Walf TV is a Senegalese private television station owned by Walfadjri. Created in 2006, it was the first local channel to use fully-digital equipment. In recent years, the channel has had constant problems with the regulators, and was suspended in periods from one week to one month.

==History==
Walfadjri launched Walf TV at 5:10pm (Dakar time) on 15 December 2006. In order to cover both Europe and the United States, the channel broadcast on both Hotbird 7 and NSS-7 satellites. Initially, the channel broadcast from Paris and was a subscription service charging €110 per subscription and decoder. It eyed a tentative full launch on 31 January 2007 and hoped to deliver a visual radio service, using the resources of Walf Radio. After the satellite launch, it started broadcasting locally in Dakar one week later. Live programming only began on 27 April 2007. The total investment cost €500 million, representing FCFA 1 billion to pay for satellite location and FCFA 1,800 billion for acquiring material. As of the start of live broadcasts, it had 1,700 subscribers and had set a two-year goal to reach 100,000.

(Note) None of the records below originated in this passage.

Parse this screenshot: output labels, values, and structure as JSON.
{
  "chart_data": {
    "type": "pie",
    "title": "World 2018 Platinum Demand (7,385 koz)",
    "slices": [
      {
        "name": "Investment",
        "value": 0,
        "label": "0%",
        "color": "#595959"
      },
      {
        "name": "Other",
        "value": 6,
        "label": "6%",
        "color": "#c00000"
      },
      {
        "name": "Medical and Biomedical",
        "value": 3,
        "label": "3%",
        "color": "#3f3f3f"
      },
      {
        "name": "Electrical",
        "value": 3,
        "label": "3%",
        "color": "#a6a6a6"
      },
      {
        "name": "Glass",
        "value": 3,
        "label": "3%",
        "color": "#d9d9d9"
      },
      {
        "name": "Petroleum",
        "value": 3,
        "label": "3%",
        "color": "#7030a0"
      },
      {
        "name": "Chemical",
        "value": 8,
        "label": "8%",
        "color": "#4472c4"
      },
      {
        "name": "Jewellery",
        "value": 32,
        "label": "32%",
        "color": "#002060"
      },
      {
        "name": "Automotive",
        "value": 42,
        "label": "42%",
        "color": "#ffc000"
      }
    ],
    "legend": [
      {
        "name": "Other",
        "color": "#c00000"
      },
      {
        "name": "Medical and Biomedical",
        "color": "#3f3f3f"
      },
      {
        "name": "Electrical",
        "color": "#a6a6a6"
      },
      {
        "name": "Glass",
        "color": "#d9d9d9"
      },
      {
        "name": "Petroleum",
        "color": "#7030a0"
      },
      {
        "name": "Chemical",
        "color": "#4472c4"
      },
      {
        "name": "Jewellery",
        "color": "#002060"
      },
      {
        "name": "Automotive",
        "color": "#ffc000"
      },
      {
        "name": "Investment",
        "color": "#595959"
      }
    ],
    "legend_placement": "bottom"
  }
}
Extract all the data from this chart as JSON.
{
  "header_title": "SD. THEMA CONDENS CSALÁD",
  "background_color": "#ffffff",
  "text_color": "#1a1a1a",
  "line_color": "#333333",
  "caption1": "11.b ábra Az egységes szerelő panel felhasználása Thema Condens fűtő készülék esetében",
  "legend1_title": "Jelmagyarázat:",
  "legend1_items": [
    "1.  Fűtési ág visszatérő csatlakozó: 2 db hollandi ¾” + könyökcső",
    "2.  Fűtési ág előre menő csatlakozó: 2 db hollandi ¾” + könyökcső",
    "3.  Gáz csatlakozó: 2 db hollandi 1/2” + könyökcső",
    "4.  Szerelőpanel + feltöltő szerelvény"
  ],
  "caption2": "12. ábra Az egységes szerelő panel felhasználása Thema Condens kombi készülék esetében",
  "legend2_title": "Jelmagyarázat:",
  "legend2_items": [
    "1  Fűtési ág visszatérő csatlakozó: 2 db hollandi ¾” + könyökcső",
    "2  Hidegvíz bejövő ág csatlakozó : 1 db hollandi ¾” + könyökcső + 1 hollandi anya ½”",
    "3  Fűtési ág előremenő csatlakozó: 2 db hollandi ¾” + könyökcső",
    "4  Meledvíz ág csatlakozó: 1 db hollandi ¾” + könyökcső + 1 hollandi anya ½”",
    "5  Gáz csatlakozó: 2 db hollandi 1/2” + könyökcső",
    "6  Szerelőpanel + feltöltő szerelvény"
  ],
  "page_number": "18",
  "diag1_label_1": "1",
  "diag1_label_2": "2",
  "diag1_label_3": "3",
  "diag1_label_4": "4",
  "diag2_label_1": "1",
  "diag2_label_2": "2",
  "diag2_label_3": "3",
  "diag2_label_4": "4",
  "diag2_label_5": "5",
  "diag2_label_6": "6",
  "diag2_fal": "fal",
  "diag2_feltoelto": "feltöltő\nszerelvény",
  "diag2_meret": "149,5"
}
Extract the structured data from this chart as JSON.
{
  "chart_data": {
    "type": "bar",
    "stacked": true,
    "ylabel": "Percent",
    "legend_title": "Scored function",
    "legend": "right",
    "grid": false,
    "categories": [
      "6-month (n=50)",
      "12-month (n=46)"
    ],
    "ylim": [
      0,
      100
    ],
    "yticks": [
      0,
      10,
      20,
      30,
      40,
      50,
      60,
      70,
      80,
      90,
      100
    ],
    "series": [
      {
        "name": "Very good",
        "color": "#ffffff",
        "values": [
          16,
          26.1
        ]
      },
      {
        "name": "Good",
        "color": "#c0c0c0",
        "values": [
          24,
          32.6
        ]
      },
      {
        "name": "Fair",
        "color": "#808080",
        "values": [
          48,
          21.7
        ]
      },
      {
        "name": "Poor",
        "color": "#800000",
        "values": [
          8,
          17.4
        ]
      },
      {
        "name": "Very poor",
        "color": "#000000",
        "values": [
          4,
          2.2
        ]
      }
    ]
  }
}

On 29 April 2009, Walf TV started broadcasting in France on Freebox TV's African package.

On 1 March 2017, the channel was added to Canal+ Afrique. An executive said that the inclusion was justified because it became one of the most popular channels in rural areas of Senegal.

On 1 June 2013, Minister of Communications, Telecommunications and Digital Economy Moussa Bocar Thiam announced the 30-day suspension of Walf TV after airing protests following opposition politician Ousmane Sonko's two-year sentence in jail. The decision could have lead to a permanent revokation of its license.

On 4 February 2024, ahead of the then-upcoming presidential election, had its broadcasting license revoked after airing videos of protests On 11 February, the channel resumed operating.